Asset-tracking systems have reduced the incidence of lost and stolen equipment, by providing visibility into where the items are located and which are leaving a facility. One hospital was losing 50 wheelchairs a year, because patients being sent home would be wheeled out to a car and some would wind up keeping the wheelchairs.
Some hospitals are using RFID for regulatory compliance. This reduces or eliminates the amount of labor required to collect information required by governments. In the United States, for example, many hospitals send workers to record the temperatures of refrigerators every hour. Active RFID tags with sensors can report the temperature every minute automatically.
Tracking hand-washing compliance has become a popular application, particularly in the United States, where there is a big push to reduce hospital-acquired infections. It blows my mind that physicians don't wash their hands 150 years after we discovered that doctors were passing streptococcus progenies bacteria to pregnant women during childbirth and killing some of them in the process.

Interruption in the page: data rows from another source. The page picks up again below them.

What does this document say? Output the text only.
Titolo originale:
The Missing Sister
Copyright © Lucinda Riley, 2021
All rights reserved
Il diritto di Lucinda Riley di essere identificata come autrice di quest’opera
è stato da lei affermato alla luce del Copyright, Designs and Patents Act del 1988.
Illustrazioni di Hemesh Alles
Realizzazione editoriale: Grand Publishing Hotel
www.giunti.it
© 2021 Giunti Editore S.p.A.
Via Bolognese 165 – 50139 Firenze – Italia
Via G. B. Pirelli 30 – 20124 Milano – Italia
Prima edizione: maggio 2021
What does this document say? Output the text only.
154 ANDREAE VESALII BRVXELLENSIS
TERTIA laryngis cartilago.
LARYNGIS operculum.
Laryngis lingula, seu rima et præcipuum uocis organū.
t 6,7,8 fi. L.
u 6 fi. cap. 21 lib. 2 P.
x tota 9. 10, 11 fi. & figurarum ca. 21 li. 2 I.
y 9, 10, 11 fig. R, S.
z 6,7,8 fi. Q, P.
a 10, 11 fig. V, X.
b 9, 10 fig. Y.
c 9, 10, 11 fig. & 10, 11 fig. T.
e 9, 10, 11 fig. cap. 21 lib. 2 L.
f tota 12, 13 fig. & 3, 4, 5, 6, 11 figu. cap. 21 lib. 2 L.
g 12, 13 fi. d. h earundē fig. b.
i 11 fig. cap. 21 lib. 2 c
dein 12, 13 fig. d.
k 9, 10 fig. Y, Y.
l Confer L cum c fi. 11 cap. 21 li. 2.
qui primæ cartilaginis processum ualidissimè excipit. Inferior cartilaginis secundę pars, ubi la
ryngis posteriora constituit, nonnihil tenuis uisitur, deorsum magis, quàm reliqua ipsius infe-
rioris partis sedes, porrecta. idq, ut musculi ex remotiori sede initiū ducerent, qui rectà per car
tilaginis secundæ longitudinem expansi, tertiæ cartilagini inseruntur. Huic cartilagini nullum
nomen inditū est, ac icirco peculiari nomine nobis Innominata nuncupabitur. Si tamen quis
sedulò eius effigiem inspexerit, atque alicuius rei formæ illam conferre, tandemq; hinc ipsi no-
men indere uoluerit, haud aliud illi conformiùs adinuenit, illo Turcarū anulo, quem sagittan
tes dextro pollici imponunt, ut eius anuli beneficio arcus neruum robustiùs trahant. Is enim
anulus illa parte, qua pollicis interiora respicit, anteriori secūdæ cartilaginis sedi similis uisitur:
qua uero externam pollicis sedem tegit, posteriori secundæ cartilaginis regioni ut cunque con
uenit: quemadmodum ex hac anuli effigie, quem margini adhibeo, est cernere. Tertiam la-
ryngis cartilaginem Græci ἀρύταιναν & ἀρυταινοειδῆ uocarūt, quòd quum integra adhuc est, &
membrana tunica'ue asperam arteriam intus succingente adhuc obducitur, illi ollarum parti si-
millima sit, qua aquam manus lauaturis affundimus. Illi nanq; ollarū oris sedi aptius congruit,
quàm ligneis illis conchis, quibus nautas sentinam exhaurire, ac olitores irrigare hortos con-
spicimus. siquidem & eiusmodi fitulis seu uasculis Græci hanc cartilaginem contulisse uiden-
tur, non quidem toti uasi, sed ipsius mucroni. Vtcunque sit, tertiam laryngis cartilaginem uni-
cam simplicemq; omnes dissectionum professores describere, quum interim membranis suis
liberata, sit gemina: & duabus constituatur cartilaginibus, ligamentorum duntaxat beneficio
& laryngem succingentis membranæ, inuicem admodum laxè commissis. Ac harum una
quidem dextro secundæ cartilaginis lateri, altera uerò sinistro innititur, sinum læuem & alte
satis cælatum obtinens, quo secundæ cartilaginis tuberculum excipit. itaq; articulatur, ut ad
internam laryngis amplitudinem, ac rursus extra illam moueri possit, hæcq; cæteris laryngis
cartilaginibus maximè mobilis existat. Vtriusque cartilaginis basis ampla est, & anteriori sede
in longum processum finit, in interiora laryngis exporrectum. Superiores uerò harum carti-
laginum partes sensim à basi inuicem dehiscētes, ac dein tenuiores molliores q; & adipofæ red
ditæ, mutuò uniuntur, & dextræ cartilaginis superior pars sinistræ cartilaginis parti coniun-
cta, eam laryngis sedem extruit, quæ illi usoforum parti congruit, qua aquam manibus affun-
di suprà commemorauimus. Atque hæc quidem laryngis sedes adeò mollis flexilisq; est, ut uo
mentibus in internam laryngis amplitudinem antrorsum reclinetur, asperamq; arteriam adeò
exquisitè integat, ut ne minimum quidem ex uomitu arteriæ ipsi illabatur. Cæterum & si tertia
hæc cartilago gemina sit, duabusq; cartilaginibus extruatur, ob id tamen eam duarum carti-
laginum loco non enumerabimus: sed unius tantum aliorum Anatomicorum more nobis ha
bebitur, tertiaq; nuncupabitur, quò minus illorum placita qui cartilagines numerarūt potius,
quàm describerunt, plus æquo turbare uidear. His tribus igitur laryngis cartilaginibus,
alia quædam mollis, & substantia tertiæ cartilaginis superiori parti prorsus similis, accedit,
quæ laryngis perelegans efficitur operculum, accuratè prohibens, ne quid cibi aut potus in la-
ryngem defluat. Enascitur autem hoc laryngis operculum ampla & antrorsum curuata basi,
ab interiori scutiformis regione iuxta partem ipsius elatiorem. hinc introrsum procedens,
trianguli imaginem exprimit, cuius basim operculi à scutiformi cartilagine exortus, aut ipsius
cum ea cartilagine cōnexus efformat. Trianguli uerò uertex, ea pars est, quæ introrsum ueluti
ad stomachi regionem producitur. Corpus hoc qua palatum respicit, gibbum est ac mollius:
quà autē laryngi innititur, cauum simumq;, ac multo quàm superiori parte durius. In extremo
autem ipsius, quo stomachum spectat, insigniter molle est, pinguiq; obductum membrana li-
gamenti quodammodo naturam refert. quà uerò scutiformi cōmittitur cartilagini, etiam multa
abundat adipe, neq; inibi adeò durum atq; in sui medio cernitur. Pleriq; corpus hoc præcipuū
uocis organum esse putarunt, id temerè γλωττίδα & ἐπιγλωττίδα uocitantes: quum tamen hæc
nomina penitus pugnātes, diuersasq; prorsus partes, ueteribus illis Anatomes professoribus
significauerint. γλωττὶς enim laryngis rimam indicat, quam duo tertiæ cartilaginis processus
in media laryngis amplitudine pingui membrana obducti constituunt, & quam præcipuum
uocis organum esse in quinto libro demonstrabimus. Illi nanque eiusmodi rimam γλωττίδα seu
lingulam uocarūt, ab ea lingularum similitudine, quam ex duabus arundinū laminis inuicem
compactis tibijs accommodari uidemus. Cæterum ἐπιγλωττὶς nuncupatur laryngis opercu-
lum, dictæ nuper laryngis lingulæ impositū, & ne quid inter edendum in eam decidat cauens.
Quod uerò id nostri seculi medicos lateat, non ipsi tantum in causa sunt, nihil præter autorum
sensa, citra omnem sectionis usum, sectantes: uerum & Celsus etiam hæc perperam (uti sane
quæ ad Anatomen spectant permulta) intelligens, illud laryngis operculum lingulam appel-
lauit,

But hospitals that do use RFID to encourage compliance see rates of hospital-acquired infections decline dramatically.
A few hospitals have started to use RFID to improve patient flow. The RFID systems provide data about how long patients spend getting particular procedures and then address the reasons some take too long. Alerts can be set up when patients check in and out, so bed turnover (and revenue) can be increased.
Patient safety was among the first applications of RFID in health care. When babies were kidnapped from the maternity ward, some hospitals began strapping active RFID transponders to the ankles of newborns. The system was set up to sound an alarm of any tagged infant who got too close to an exit. Since then, the systems have become more sophisticated, and hospitals are also using them to generate alerts if an Alzheimer's patient wanders off, if a patient falls, if a nurse feels threatened or if someone comes in contact with a patient with a highly infectious disease; this was used in Singapore, for example, during the severe acute respiratory syndrome (SARS) outbreak several years ago (see Singapore Seeks Leading RFID Role and Singapore Fights SARS With RFID).
So the impact of RFID on hospitals is that they become safer, more efficient, more profitable and more responsive to patients. But don't ask me why all hospitals are not using the technology. I do not know.